Visualizing the Obvious: A Concreteness-based Ensemble Model for Noun Property Prediction
This addresses the problem of extracting obvious perceptual knowledge for NLP applications, but it is incremental as it builds on existing probing and ensemble techniques.
The paper tackled the challenge of predicting perceptual properties of nouns, which are rarely stated in text, by combining information from language models and images using an ensemble model calibrated by adjective concreteness scores. The results showed that this combination greatly improved noun property prediction compared to text-only models.
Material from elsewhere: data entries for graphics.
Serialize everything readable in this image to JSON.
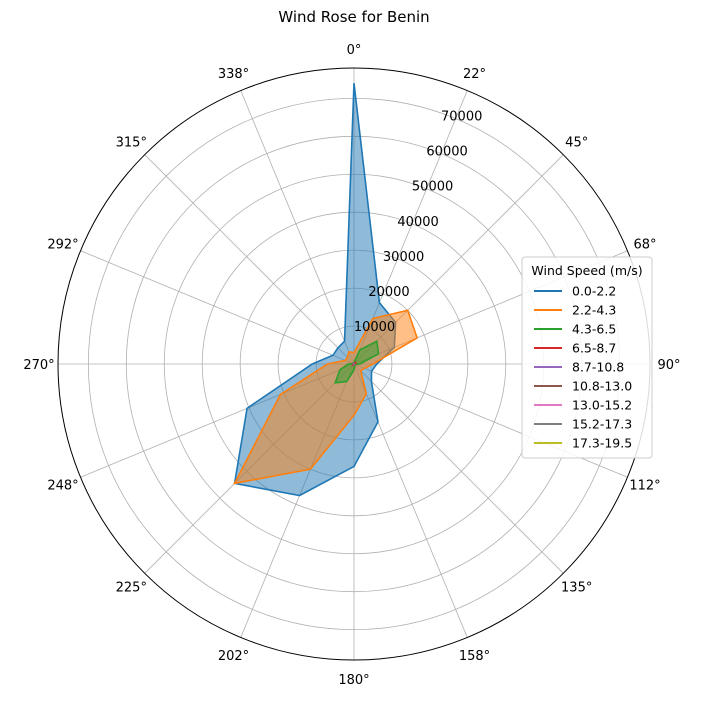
{
  "chart_data": {
    "type": "radar",
    "title": "Wind Rose for Benin",
    "direction_labels": [
      "0°",
      "22°",
      "45°",
      "68°",
      "90°",
      "112°",
      "135°",
      "158°",
      "180°",
      "202°",
      "225°",
      "248°",
      "270°",
      "292°",
      "315°",
      "338°"
    ],
    "directions_deg": [
      0,
      22.5,
      45,
      67.5,
      90,
      112.5,
      135,
      157.5,
      180,
      202.5,
      225,
      247.5,
      270,
      292.5,
      315,
      337.5
    ],
    "radial_ticks": [
      10000,
      20000,
      30000,
      40000,
      50000,
      60000,
      70000
    ],
    "radial_tick_labels": [
      "10000",
      "20000",
      "30000",
      "40000",
      "50000",
      "60000",
      "70000"
    ],
    "rlim": [
      0,
      78000
    ],
    "grid": true,
    "legend": {
      "title": "Wind Speed (m/s)",
      "placement": "right"
    },
    "series": [
      {
        "name": "0.0-2.2",
        "color": "#1f77b4",
        "values": [
          74000,
          17500,
          15500,
          11500,
          6000,
          5000,
          6500,
          16500,
          27000,
          37500,
          44500,
          30500,
          11000,
          6000,
          6000,
          6500
        ]
      },
      {
        "name": "2.2-4.3",
        "color": "#ff7f0e",
        "values": [
          3000,
          13000,
          20000,
          18000,
          5000,
          3000,
          2500,
          8500,
          13500,
          30000,
          44500,
          21000,
          7000,
          2500,
          2500,
          3500
        ]
      },
      {
        "name": "4.3-6.5",
        "color": "#2ca02c",
        "values": [
          300,
          4000,
          8500,
          7000,
          1500,
          400,
          300,
          500,
          1500,
          5000,
          7000,
          4000,
          1500,
          300,
          300,
          300
        ]
      },
      {
        "name": "6.5-8.7",
        "color": "#d62728",
        "values": [
          20,
          200,
          600,
          500,
          100,
          20,
          20,
          40,
          100,
          300,
          500,
          300,
          100,
          20,
          20,
          20
        ]
      },
      {
        "name": "8.7-10.8",
        "color": "#9467bd",
        "values": [
          0,
          10,
          50,
          40,
          10,
          0,
          0,
          0,
          10,
          20,
          40,
          20,
          10,
          0,
          0,
          0
        ]
      },
      {
        "name": "10.8-13.0",
        "color": "#8c564b",
        "values": [
          0,
          0,
          5,
          5,
          0,
          0,
          0,
          0,
          0,
          0,
          5,
          0,
          0,
          0,
          0,
          0
        ]
      },
      {
        "name": "13.0-15.2",
        "color": "#e377c2",
        "values": [
          0,
          0,
          0,
          0,
          0,
          0,
          0,
          0,
          0,
          0,
          0,
          0,
          0,
          0,
          0,
          0
        ]
      },
      {
        "name": "15.2-17.3",
        "color": "#7f7f7f",
        "values": [
          0,
          0,
          0,
          0,
          0,
          0,
          0,
          0,
          0,
          0,
          0,
          0,
          0,
          0,
          0,
          0
        ]
      },
      {
        "name": "17.3-19.5",
        "color": "#bcbd22",
        "values": [
          0,
          0,
          0,
          0,
          0,
          0,
          0,
          0,
          0,
          0,
          0,
          0,
          0,
          0,
          0,
          0
        ]
      }
    ]
  }
}
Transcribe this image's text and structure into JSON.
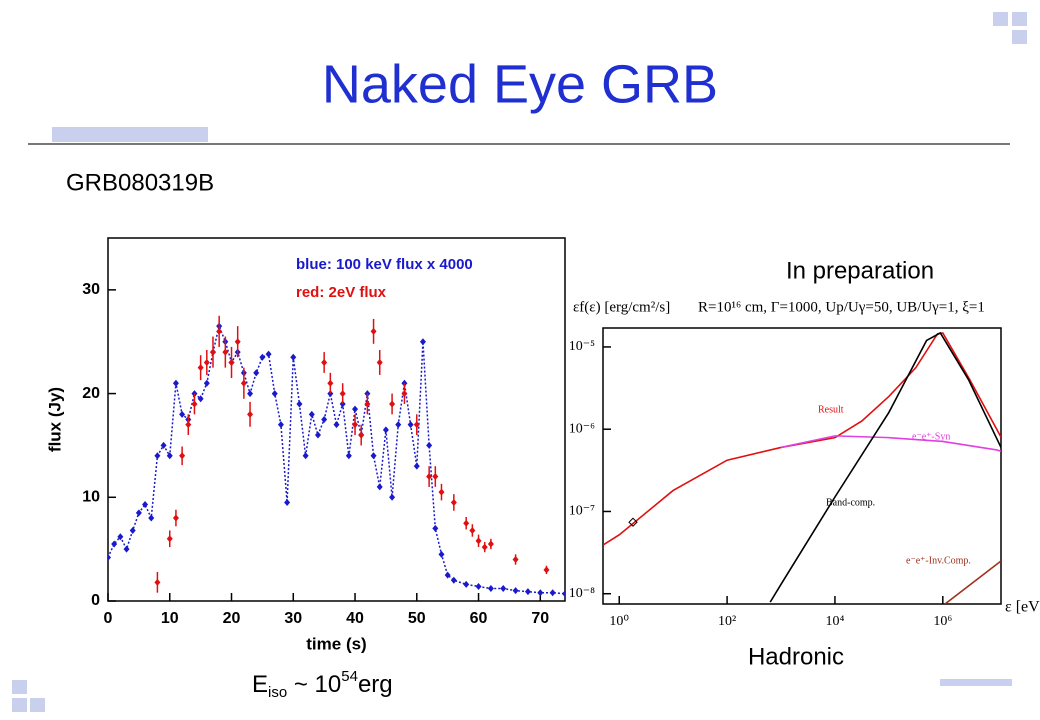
{
  "slide": {
    "title": "Naked Eye GRB",
    "subtitle": "GRB080319B",
    "note": "In preparation",
    "caption": "Hadronic",
    "energy": {
      "symbol": "E",
      "subscript": "iso",
      "relation": " ~ 10",
      "exponent": "54",
      "unit": "erg"
    }
  },
  "chart_data": [
    {
      "type": "line",
      "x_label": "time (s)",
      "y_label": "flux (Jy)",
      "xlim": [
        0,
        74
      ],
      "ylim": [
        0,
        35
      ],
      "xticks": [
        0,
        10,
        20,
        30,
        40,
        50,
        60,
        70
      ],
      "yticks": [
        0,
        10,
        20,
        30
      ],
      "grid": false,
      "series": [
        {
          "name": "blue: 100 keV flux x 4000",
          "color": "#1a1acc",
          "line": "dotted",
          "x": [
            0,
            1,
            2,
            3,
            4,
            5,
            6,
            7,
            8,
            9,
            10,
            11,
            12,
            13,
            14,
            15,
            16,
            17,
            18,
            19,
            20,
            21,
            22,
            23,
            24,
            25,
            26,
            27,
            28,
            29,
            30,
            31,
            32,
            33,
            34,
            35,
            36,
            37,
            38,
            39,
            40,
            41,
            42,
            43,
            44,
            45,
            46,
            47,
            48,
            49,
            50,
            51,
            52,
            53,
            54,
            55,
            56,
            58,
            60,
            62,
            64,
            66,
            68,
            70,
            72,
            74
          ],
          "values": [
            4.2,
            5.5,
            6.2,
            5,
            6.8,
            8.5,
            9.3,
            8,
            14,
            15,
            14,
            21,
            18,
            17.5,
            20,
            19.5,
            21,
            24,
            26.5,
            25,
            23,
            24,
            22,
            20,
            22,
            23.5,
            23.8,
            20,
            17,
            9.5,
            23.5,
            19,
            14,
            18,
            16,
            17.5,
            20,
            17,
            19,
            14,
            18.5,
            16,
            20,
            14,
            11,
            16.5,
            10,
            17,
            21,
            17,
            13,
            25,
            15,
            7,
            4.5,
            2.5,
            2,
            1.6,
            1.4,
            1.2,
            1.2,
            1,
            0.9,
            0.8,
            0.8,
            0.7
          ]
        },
        {
          "name": "red: 2eV flux",
          "color": "#e01010",
          "line": "none",
          "x": [
            8,
            10,
            11,
            12,
            13,
            14,
            15,
            16,
            17,
            18,
            19,
            20,
            21,
            22,
            23,
            35,
            36,
            38,
            40,
            41,
            42,
            43,
            44,
            46,
            48,
            50,
            52,
            53,
            54,
            56,
            58,
            59,
            60,
            61,
            62,
            66,
            71
          ],
          "values": [
            1.8,
            6,
            8,
            14,
            17,
            19,
            22.5,
            23,
            24,
            26,
            24,
            23,
            25,
            21,
            18,
            23,
            21,
            20,
            17,
            16,
            19,
            26,
            23,
            19,
            20,
            17,
            12,
            12,
            10.5,
            9.5,
            7.5,
            6.8,
            5.8,
            5.2,
            5.5,
            4,
            3
          ],
          "errors": [
            1,
            0.8,
            0.8,
            0.9,
            1,
            1,
            1.2,
            1.2,
            1.5,
            1.5,
            1.5,
            1.5,
            1.5,
            1.5,
            1.2,
            1,
            1,
            1,
            1,
            1,
            1,
            1.2,
            1.2,
            1,
            1,
            1,
            1,
            1,
            0.8,
            0.8,
            0.6,
            0.6,
            0.6,
            0.5,
            0.5,
            0.5,
            0.4
          ]
        }
      ]
    },
    {
      "type": "line",
      "xscale": "log",
      "yscale": "log",
      "header": "R=10¹⁶ cm, Γ=1000, Up/Uγ=50, UB/Uγ=1, ξ=1",
      "x_label": "ε [eV]",
      "y_label": "εf(ε) [erg/cm²/s]",
      "xlim": [
        0.5,
        12000000
      ],
      "ylim": [
        7.5e-09,
        1.7e-05
      ],
      "xticks": [
        {
          "value": 1,
          "label": "10⁰"
        },
        {
          "value": 100,
          "label": "10²"
        },
        {
          "value": 10000,
          "label": "10⁴"
        },
        {
          "value": 1000000,
          "label": "10⁶"
        }
      ],
      "yticks": [
        {
          "value": 1e-08,
          "label": "10⁻⁸"
        },
        {
          "value": 1e-07,
          "label": "10⁻⁷"
        },
        {
          "value": 1e-06,
          "label": "10⁻⁶"
        },
        {
          "value": 1e-05,
          "label": "10⁻⁵"
        }
      ],
      "markers": [
        {
          "x": 1.8,
          "y": 7.4e-08
        }
      ],
      "series": [
        {
          "name": "Result",
          "color": "#e01010",
          "x": [
            0.5,
            1,
            10,
            100,
            1000,
            10000,
            31623,
            100000,
            316228,
            800000,
            1000000,
            3162278,
            10000000,
            12000000
          ],
          "values": [
            3.9e-08,
            5.2e-08,
            1.8e-07,
            4.2e-07,
            6e-07,
            7.9e-07,
            1.26e-06,
            2.5e-06,
            5.6e-06,
            1.45e-05,
            1.48e-05,
            4e-06,
            1e-06,
            8e-07
          ]
        },
        {
          "name": "e⁻e⁺-Syn",
          "color": "#e040e0",
          "x": [
            1000,
            10000,
            100000,
            1000000,
            10000000,
            12000000
          ],
          "values": [
            6e-07,
            8.3e-07,
            7.9e-07,
            7.1e-07,
            5.6e-07,
            5.4e-07
          ]
        },
        {
          "name": "Band-comp.",
          "color": "#000000",
          "x": [
            630,
            1000,
            10000,
            100000,
            500000,
            900000,
            3000000,
            12000000
          ],
          "values": [
            7.9e-09,
            1.3e-08,
            1.5e-07,
            1.6e-06,
            1.2e-05,
            1.48e-05,
            4e-06,
            6e-07
          ]
        },
        {
          "name": "e⁻e⁺-Inv.Comp.",
          "color": "#a03020",
          "x": [
            1100000,
            12000000
          ],
          "values": [
            7.5e-09,
            2.5e-08
          ]
        }
      ]
    }
  ]
}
Neural language models encode rich knowledge about entities and their relationships which can be extracted from their representations using probing. Common properties of nouns (e.g., red strawberries, small ant) are, however, more challenging to extract compared to other types of knowledge because they are rarely explicitly stated in texts. We hypothesize this to mainly be the case for perceptual properties which are obvious to the participants in the communication. We propose to extract these properties from images and use them in an ensemble model, in order to complement the information that is extracted from language models. We consider perceptual properties to be more concrete than abstract properties (e.g., interesting, flawless). We propose to use the adjectives' concreteness score as a lever to calibrate the contribution of each source (text vs. images). We evaluate our ensemble model in a ranking task where the actual properties of a noun need to be ranked higher than other non-relevant properties. Our results show that the proposed combination of text and images greatly improves noun property prediction compared to powerful text-based language models.